La proposta dunque di istituire proprio in Svizzera – nazione neutrale che si era tenuta fuori anche dall’associazione della Comunità Europea – una scuola di alta formazione che rivendicava la specificità del territorio, la centralità della tradizione del moderno e la contestazione della specificità tecnica della figura dell’architetto, suonava quasi rivoluzionaria. Una rivoluzione attutita dal contesto geografico di una realtà del territorio svizzero sino ad allora minoritaria (se non marginale) come il Ticino.

Non sarà necessario qui ripercorrere tutte le motivazioni dietro le scelte di un coraggioso manipolo di padri fondatori perché ampiamente dettagliate dalla memoria di Mario Botta che di quel gruppo ristretto fu la punta di diamante, anche in ragione della sua notorietà internazionale. E infatti quello che in queste pagine si cerca di documentare è la resilienza di questa proposta a più di vent’anni dal suo primo ciclo vitale. In che maniera la scommessa di un insegnamento locale e internazionale al tempo stesso ha prodotto significative ricadute attraverso il lavoro dei suoi diplomati? C’è stata una congruenza tra il profilo ambito dagli studi e incoraggiato dalle figure dei singoli docenti e i modi della pratica professionale di quelli che in tale contesto si sono formati per cinque anni fondamentali della loro vita?

Il tema è centrale non solo per un primo, provvisorio bilancio della scuola, ma anche – e forse soprattutto, per una necessaria riflessione sul futuro stesso dell’Accademia che si trova nel pieno mezzo di una fase nuova, in uno scenario radicalmente diverso da quello della fine del XX secolo.

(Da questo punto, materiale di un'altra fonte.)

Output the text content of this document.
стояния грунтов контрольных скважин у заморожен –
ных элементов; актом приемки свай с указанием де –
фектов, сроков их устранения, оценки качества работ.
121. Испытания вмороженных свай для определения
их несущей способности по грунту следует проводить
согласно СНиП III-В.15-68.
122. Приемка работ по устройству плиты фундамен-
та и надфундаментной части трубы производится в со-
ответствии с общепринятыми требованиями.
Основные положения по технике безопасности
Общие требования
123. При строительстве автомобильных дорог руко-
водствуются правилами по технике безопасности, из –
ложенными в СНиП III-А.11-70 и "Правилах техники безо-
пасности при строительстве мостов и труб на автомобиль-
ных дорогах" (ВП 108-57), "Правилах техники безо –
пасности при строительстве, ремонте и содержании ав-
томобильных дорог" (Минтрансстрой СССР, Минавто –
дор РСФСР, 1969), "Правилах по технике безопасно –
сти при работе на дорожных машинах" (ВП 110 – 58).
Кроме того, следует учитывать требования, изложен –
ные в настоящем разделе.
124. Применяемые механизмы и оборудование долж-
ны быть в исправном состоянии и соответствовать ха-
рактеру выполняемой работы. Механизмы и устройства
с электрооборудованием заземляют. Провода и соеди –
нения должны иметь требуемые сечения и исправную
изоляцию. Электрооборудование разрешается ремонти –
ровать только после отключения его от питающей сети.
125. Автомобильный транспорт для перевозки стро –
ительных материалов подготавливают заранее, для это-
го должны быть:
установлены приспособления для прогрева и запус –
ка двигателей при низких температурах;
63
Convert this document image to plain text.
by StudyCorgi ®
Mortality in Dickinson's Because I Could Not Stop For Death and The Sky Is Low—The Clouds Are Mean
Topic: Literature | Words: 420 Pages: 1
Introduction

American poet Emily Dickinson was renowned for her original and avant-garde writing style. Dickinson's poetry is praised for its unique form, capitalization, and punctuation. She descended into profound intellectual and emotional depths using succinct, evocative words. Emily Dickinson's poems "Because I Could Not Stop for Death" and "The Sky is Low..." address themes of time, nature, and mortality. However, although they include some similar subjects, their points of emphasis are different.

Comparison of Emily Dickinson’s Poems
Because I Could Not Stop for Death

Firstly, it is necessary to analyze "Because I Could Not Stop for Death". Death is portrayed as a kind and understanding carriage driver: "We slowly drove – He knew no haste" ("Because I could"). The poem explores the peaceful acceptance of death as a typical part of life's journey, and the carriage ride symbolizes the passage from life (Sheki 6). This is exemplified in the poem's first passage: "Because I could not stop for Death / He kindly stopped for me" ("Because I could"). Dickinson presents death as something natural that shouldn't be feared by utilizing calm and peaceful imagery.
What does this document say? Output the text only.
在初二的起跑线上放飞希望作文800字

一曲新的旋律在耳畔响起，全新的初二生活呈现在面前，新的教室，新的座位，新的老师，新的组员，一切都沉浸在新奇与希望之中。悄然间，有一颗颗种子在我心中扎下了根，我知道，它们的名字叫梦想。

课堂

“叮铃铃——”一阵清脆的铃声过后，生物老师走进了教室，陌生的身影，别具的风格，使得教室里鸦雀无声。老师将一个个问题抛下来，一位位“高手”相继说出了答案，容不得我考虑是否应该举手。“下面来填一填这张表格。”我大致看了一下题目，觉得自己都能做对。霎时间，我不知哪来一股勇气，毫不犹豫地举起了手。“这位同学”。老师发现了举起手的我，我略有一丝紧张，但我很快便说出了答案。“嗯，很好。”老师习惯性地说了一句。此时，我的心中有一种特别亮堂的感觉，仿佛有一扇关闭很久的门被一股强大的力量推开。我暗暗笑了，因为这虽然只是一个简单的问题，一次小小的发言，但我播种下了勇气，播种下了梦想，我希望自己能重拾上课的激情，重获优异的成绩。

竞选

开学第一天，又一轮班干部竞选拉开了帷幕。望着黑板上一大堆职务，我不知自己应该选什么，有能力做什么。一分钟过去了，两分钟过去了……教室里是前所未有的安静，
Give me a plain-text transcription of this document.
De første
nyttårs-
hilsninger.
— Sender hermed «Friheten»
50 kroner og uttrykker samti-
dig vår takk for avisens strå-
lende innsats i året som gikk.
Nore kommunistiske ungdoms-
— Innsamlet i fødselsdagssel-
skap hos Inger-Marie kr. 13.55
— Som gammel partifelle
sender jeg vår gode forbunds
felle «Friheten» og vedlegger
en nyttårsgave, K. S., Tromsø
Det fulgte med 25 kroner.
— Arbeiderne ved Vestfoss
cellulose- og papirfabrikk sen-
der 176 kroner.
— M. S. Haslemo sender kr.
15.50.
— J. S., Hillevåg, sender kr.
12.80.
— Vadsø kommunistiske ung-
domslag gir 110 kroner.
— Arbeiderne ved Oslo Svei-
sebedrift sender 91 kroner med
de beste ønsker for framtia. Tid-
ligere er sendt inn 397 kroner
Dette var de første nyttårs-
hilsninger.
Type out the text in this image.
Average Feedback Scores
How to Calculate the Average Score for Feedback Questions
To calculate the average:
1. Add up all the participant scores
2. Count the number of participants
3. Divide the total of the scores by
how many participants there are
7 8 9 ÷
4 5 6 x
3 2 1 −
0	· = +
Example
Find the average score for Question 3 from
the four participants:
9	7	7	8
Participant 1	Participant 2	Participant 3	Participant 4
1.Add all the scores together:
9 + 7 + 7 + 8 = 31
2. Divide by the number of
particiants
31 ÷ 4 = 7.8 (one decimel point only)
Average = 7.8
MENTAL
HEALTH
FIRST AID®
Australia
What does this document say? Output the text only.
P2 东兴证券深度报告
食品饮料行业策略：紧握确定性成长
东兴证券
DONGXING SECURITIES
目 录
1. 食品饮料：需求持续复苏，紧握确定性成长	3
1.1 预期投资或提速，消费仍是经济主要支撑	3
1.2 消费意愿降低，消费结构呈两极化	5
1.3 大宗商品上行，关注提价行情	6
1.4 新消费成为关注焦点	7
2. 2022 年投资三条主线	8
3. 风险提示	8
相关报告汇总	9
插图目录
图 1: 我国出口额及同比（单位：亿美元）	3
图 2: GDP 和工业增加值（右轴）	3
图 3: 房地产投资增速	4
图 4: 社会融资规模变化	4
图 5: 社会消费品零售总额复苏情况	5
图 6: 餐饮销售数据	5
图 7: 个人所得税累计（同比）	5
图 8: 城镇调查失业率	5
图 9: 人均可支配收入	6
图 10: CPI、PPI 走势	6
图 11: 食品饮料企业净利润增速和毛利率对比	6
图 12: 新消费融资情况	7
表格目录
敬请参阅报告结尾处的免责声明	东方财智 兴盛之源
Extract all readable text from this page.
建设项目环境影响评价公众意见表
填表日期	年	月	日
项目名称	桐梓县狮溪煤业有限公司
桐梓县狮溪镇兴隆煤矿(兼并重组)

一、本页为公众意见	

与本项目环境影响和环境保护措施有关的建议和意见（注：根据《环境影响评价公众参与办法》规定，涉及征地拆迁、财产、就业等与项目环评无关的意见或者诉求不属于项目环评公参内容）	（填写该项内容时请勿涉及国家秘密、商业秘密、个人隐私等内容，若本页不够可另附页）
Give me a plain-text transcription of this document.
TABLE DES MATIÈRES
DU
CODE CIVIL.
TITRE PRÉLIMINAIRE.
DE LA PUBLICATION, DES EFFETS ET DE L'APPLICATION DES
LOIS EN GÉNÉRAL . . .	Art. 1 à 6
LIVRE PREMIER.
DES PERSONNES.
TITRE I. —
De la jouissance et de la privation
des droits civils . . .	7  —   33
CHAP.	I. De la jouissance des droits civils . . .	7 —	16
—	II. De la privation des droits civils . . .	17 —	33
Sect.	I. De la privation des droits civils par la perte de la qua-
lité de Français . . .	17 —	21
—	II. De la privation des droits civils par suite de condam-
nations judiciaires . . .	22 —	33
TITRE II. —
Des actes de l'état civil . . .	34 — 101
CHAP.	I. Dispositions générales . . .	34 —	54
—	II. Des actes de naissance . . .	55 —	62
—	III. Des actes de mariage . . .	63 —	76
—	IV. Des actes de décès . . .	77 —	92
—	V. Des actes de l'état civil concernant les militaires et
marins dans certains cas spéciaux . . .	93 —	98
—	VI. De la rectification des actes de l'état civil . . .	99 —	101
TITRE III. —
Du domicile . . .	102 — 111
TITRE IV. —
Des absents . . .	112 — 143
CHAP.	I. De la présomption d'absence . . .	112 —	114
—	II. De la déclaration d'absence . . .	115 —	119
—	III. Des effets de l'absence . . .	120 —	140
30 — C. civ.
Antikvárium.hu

Un compito complesso, che richiede il conforto di dati, statistiche, diagrammi di crescita e di funzionamento cui bisognerà che l’Accademia del XXI secolo ponga velocemente mano se vuole ricalibrare in maniera efficace i suoi obiettivi e stabilizzare la sua rotta. Ma che questa rivista può semplicemente provare a sbozzare, predisponendo materiali che si spera possano aiutare analisi più approfondite nel medio tempo.

Nei 23 anni di attività dell’Accademia si sono succeduti 7 direttori, di cui uno (Kurt Foster) non architetto e uno (Mario Botta) direttore due volte (in due diversi periodi, dal 2002 al 2003 e poi dal 2011 al 2013) e si sono laureati 1634 studenti: di questi solo 346 di nazionalità svizzera (e in particolare 229 ticinesi), 922 italiani e 306 di altre nazionalità. 281 diplomati AAM risultano iscritti all’Ordine degli Ingegneri e Architetti ticinesi (OTIA) – requisito fondamentale di selezione unitamente a un’approfondita indagine dei siti web e a interviste al corpo docente dell’Accademia –; di questi 281, 233 risultano residenti professionalmente in Ticino, mentre altri 118 si sono collocati in fasce di lavoro dipendente o anche collaterali alla loro formazione universitaria, come i fotografi Luca Ferrario, Simone Mengani, gli artisti Francesco Maria Gamba, Luca Coffari e Philipp Vogt, i paesaggisti De Molfetta & Strode, oppure coloro che hanno mutuato l’attività di architetti a quella di designer (Stocker Lee Architetti, Francesco Maria Gamba e Freefox Architecture Studio) o infine gli studi che si sono indirizzati verso la direzione lavori (Filippo Colombo, Gianna Tundo, Christian Palumbo, Federica Botta con Andrea Nava ecc.) mentre altri 118 sono impiegati come dipendenti negli studi professionali.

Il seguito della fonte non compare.